Pastoral self-destruction: one common element.

Each one had constructed a ring-fenced zone, where sin could roam free but still safely caged. Had none of them watched Jurassic Park?

4 comments

I’ve sat pretty close to some ministry self-destructs.  Some have been so close I’ve still got the scorch marks.

And, of course, like all of us, I’ve watched some high profile ministries collapse in disgrace.  The after-the-event analysis has been horrifying, and many of us have seen people we respect leave their ministries at least under a cloud or a question mark, and usually much more.

Each one has its own type of failure, because they have the fault lines of each man’s sin. (Yes, ‘man’ – that’s just reality. But I’m old fashioned enough to believe that had women had the same opportunities for as long as the men, they’d have fallen as spectacularly, and with the same disgrace. Sin is a great leveller, and no respecter of gender).

Having said that, there are some inevitable common patterns: usually some permutation of money, sex and/or power, taken advantage of by the world the flesh and/or the devil. 

But for all the range of permutations there, the more I’ve reflected, taken stock, checked myself for pride and so forth – because none of us is bulletproof, and Satan wishes to devour each and every pastor, by name – there is one common element.  It applies to the internationally known mega-pastor, as much as the suburban pastor of a church of a hundred.

Each of them had taken themselves out of active fellowship within the church, even while they continued to pastor. They took part – but always up front, leading the discussion, chairing the meeting.  

Each of them had taken themselves out of active fellowship within the church, even while they continued to pastor. 

  • No-one could call them out on their sinful actions or patterns; the pastor was too isolated.
  • No-one could see their sinful actions or patterns; the sin was too cleverly concealed.
  • No-one could get close enough to challenge; the pastor was too senior and the power was too imbalanced.
  • No-one heard the pastor confess sins, needs, temptations; the reputational risk of that information going public was too great,

And so each one had constructed a ring-fenced zone, where sin could roam free but still safely caged.

Had none of them watched Jurassic Park?

More to the point, had none of them read the scriptures which they were still teaching in public while defying in private?

Of course they had.  And there’s nothing unique in the fact that they read their bibles and sinned.  Every Christian does that, daily.  No excuses, and we all call each other to repent, but that’s our fallen – saved-but-fallen – nature. Every Christian knows that battle, and fights it, sometimes knowing victory, at other times just digging in a determined resistance.

But one of the means of grace, is church.  Meaning fellowship, mutual growth in discipleship and so forth.

Being part of church – note this, pastors – does not mean preach a sermon, lead the worship and job done.  We need church to be church for us too, for our spiritual health.

We need to be the receivers of fellowship too. 

Once we see ‘church’ as something we provide, lay on, for others, we have made a subtle but deadly false step; we have opened up a weakness into which Satan will pour every poison of attack, to bring us down. We have deprived ourselves of one of the principal means of growing and of keeping safe as a Christian, and that will be exploited.
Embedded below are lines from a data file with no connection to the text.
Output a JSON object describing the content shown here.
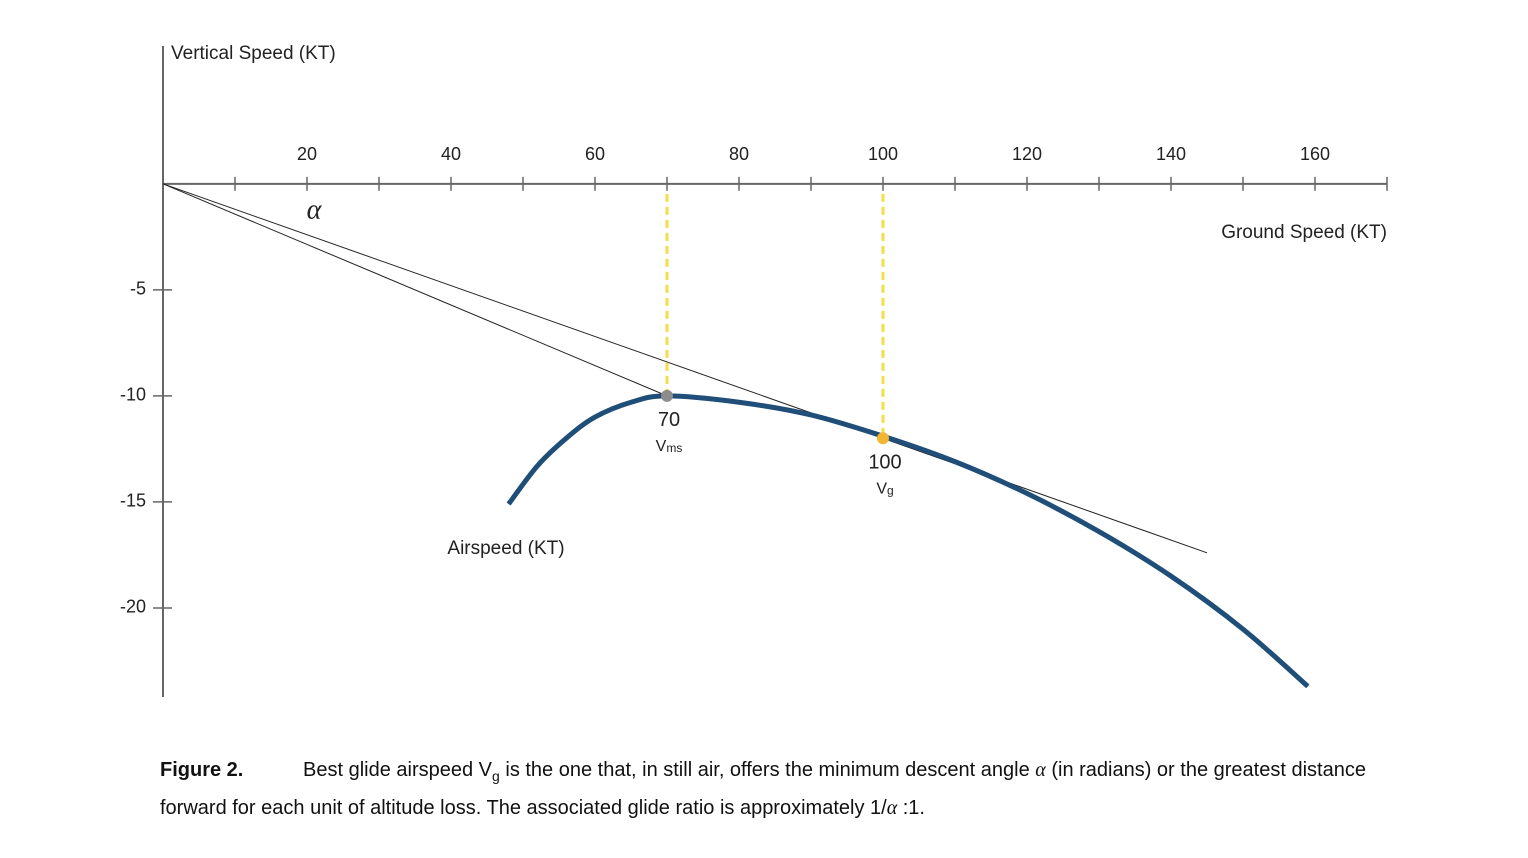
{
  "chart_data": {
    "type": "line",
    "y_axis_label": "Vertical Speed (KT)",
    "x_axis_label": "Ground Speed (KT)",
    "xlim": [
      0,
      170
    ],
    "ylim": [
      -24.2,
      6.5
    ],
    "xticks": [
      20,
      40,
      60,
      80,
      100,
      120,
      140,
      160
    ],
    "xminorticks": [
      10,
      30,
      50,
      70,
      90,
      110,
      130,
      150,
      170
    ],
    "yticks": [
      -5,
      -10,
      -15,
      -20
    ],
    "series": [
      {
        "name": "Airspeed (KT)",
        "color": "#1f4e79",
        "x": [
          48,
          52,
          56,
          60,
          65,
          70,
          80,
          90,
          100,
          110,
          120,
          130,
          140,
          150,
          159
        ],
        "values": [
          -15.1,
          -13.3,
          -12.0,
          -11.0,
          -10.3,
          -10,
          -10.3,
          -10.9,
          -11.9,
          -13.1,
          -14.6,
          -16.4,
          -18.5,
          -21.0,
          -23.7
        ]
      }
    ],
    "tangent_lines": [
      {
        "x": [
          0,
          70
        ],
        "values": [
          0,
          -10
        ]
      },
      {
        "x": [
          0,
          145
        ],
        "values": [
          0,
          -17.4
        ]
      }
    ],
    "points": [
      {
        "x": 70,
        "value": -10,
        "label": "70",
        "symbol": "V",
        "subscript": "ms",
        "color": "#8c8c8c"
      },
      {
        "x": 100,
        "value": -12,
        "label": "100",
        "symbol": "V",
        "subscript": "g",
        "color": "#f2b630"
      }
    ],
    "guide_color": "#f5dc4a",
    "angle_label": "α",
    "caption": {
      "label": "Figure 2.",
      "parts": [
        "Best glide airspeed V",
        "g",
        " is the one that, in still air, offers the minimum descent angle ",
        "α",
        " (in radians) or the greatest distance forward for each unit of altitude loss.  The associated glide ratio is approximately 1/",
        "α",
        " :1."
      ]
    }
  }
}
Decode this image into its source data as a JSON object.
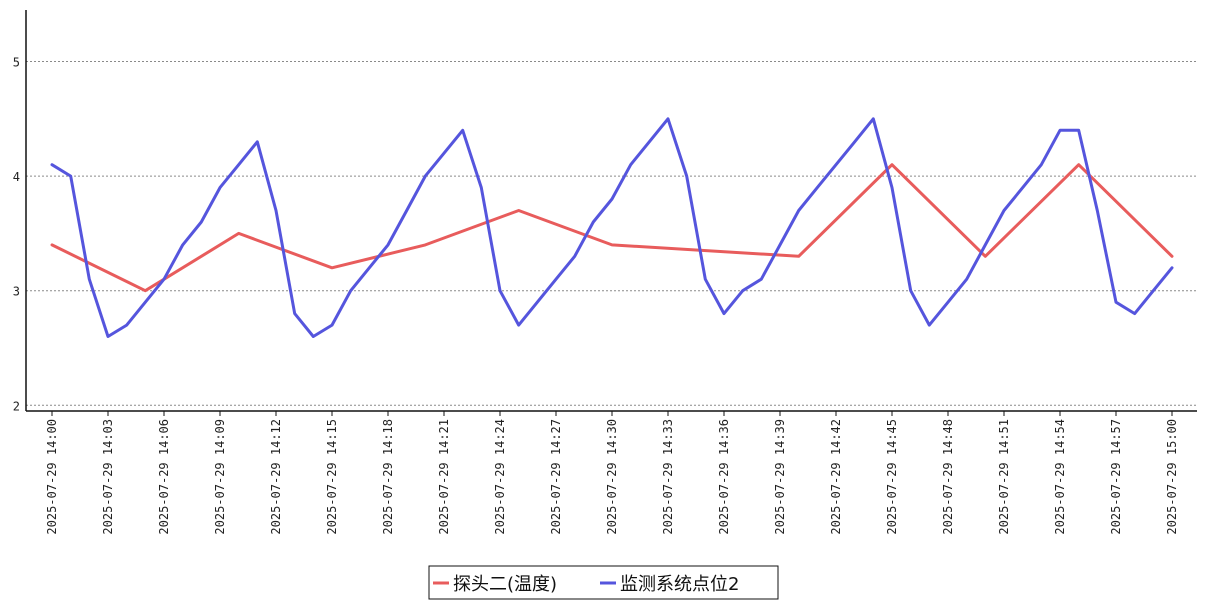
{
  "chart_data": {
    "type": "line",
    "ylim": [
      1.95,
      5.45
    ],
    "y_ticks": [
      2,
      3,
      4,
      5
    ],
    "y_tick_labels": [
      "2",
      "3",
      "4",
      "5"
    ],
    "grid": "horizontal-dotted",
    "legend_position": "bottom-center",
    "x_ticks": [
      "2025-07-29 14:00",
      "2025-07-29 14:03",
      "2025-07-29 14:06",
      "2025-07-29 14:09",
      "2025-07-29 14:12",
      "2025-07-29 14:15",
      "2025-07-29 14:18",
      "2025-07-29 14:21",
      "2025-07-29 14:24",
      "2025-07-29 14:27",
      "2025-07-29 14:30",
      "2025-07-29 14:33",
      "2025-07-29 14:36",
      "2025-07-29 14:39",
      "2025-07-29 14:42",
      "2025-07-29 14:45",
      "2025-07-29 14:48",
      "2025-07-29 14:51",
      "2025-07-29 14:54",
      "2025-07-29 14:57",
      "2025-07-29 15:00"
    ],
    "series": [
      {
        "name": "探头二(温度)",
        "color": "#e85c5c",
        "x": [
          "2025-07-29 14:00",
          "2025-07-29 14:05",
          "2025-07-29 14:10",
          "2025-07-29 14:15",
          "2025-07-29 14:20",
          "2025-07-29 14:25",
          "2025-07-29 14:30",
          "2025-07-29 14:40",
          "2025-07-29 14:45",
          "2025-07-29 14:50",
          "2025-07-29 14:55",
          "2025-07-29 15:00"
        ],
        "values": [
          3.4,
          3.0,
          3.5,
          3.2,
          3.4,
          3.7,
          3.4,
          3.3,
          4.1,
          3.3,
          4.1,
          3.3
        ]
      },
      {
        "name": "监测系统点位2",
        "color": "#5555dd",
        "x": [
          "2025-07-29 14:00",
          "2025-07-29 14:01",
          "2025-07-29 14:02",
          "2025-07-29 14:03",
          "2025-07-29 14:04",
          "2025-07-29 14:05",
          "2025-07-29 14:06",
          "2025-07-29 14:07",
          "2025-07-29 14:08",
          "2025-07-29 14:09",
          "2025-07-29 14:10",
          "2025-07-29 14:11",
          "2025-07-29 14:12",
          "2025-07-29 14:13",
          "2025-07-29 14:14",
          "2025-07-29 14:15",
          "2025-07-29 14:16",
          "2025-07-29 14:17",
          "2025-07-29 14:18",
          "2025-07-29 14:19",
          "2025-07-29 14:20",
          "2025-07-29 14:21",
          "2025-07-29 14:22",
          "2025-07-29 14:23",
          "2025-07-29 14:24",
          "2025-07-29 14:25",
          "2025-07-29 14:26",
          "2025-07-29 14:27",
          "2025-07-29 14:28",
          "2025-07-29 14:29",
          "2025-07-29 14:30",
          "2025-07-29 14:31",
          "2025-07-29 14:32",
          "2025-07-29 14:33",
          "2025-07-29 14:34",
          "2025-07-29 14:35",
          "2025-07-29 14:36",
          "2025-07-29 14:37",
          "2025-07-29 14:38",
          "2025-07-29 14:39",
          "2025-07-29 14:40",
          "2025-07-29 14:41",
          "2025-07-29 14:42",
          "2025-07-29 14:43",
          "2025-07-29 14:44",
          "2025-07-29 14:45",
          "2025-07-29 14:46",
          "2025-07-29 14:47",
          "2025-07-29 14:48",
          "2025-07-29 14:49",
          "2025-07-29 14:50",
          "2025-07-29 14:51",
          "2025-07-29 14:52",
          "2025-07-29 14:53",
          "2025-07-29 14:54",
          "2025-07-29 14:55",
          "2025-07-29 14:56",
          "2025-07-29 14:57",
          "2025-07-29 14:58",
          "2025-07-29 14:59",
          "2025-07-29 15:00"
        ],
        "values": [
          4.1,
          4.0,
          3.1,
          2.6,
          2.7,
          2.9,
          3.1,
          3.4,
          3.6,
          3.9,
          4.1,
          4.3,
          3.7,
          2.8,
          2.6,
          2.7,
          3.0,
          3.2,
          3.4,
          3.7,
          4.0,
          4.2,
          4.4,
          3.9,
          3.0,
          2.7,
          2.9,
          3.1,
          3.3,
          3.6,
          3.8,
          4.1,
          4.3,
          4.5,
          4.0,
          3.1,
          2.8,
          3.0,
          3.1,
          3.4,
          3.7,
          3.9,
          4.1,
          4.3,
          4.5,
          3.9,
          3.0,
          2.7,
          2.9,
          3.1,
          3.4,
          3.7,
          3.9,
          4.1,
          4.4,
          4.4,
          3.7,
          2.9,
          2.8,
          3.0,
          3.2
        ]
      }
    ]
  }
}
Once we see ‘church’ as something we provide, lay on, for others, we have made a subtle but deadly false step; we have opened up a weakness into which Satan will pour every poison of attack, to bring us down.

I’ve just run through my mental list of pastoral self-destructs to make doubly sure, and each of them fits this pattern. To repeat, Each of them had taken themselves out of active fellowship within the church, even while they continued to pastor.

So, my fellow pastors, are you still a member of the church you oversee?

4 comments on “Pastoral self-destruction: one common element.”

  1. Thanks Chris. Spot on, as so often. For me, this truth really sunk home in the context of the plant we did in Farnham. The truth that dawned on me (I know – I’m very slow) was that Jesus is the head of the church! By which I mean the pastor is just another part of the body – with a particular function, for sure – but just another part of the body. Which means that all the ‘one-anothers’ apply to pastors too. I need the rest of the congregation to be one-anothering the Word to me just as they do to each other.
    My further reflection would be that deep down we know that, but we need to keep saying it publicly. Because it is just as easy for the congregation to put us in a different category as it is for us to take ourselves into a different category – and the two things can feed unhelpfully off each other.

  2. Thanks Chris. Spot on, as so often. For me, this truth really sunk home in the context of the plant we did in Farnham. The truth that dawned on me (I know – I’m very slow) was that Jesus is the head of the church! By which I mean the pastor is just another part of the body – with a particular function, for sure – but just another part of the body. Which means that all the ‘one-anothers’ apply to pastors too. I need the rest of the congregation to be one-anothering the Word to me just as they do to each other.
    My further reflection would be that deep down we know that, but we need to keep saying it publicly. Because it is just as easy for the congregation to put us in a different category as it is for us to take ourselves into a different category – and the two things can feed unhelpfully off each other.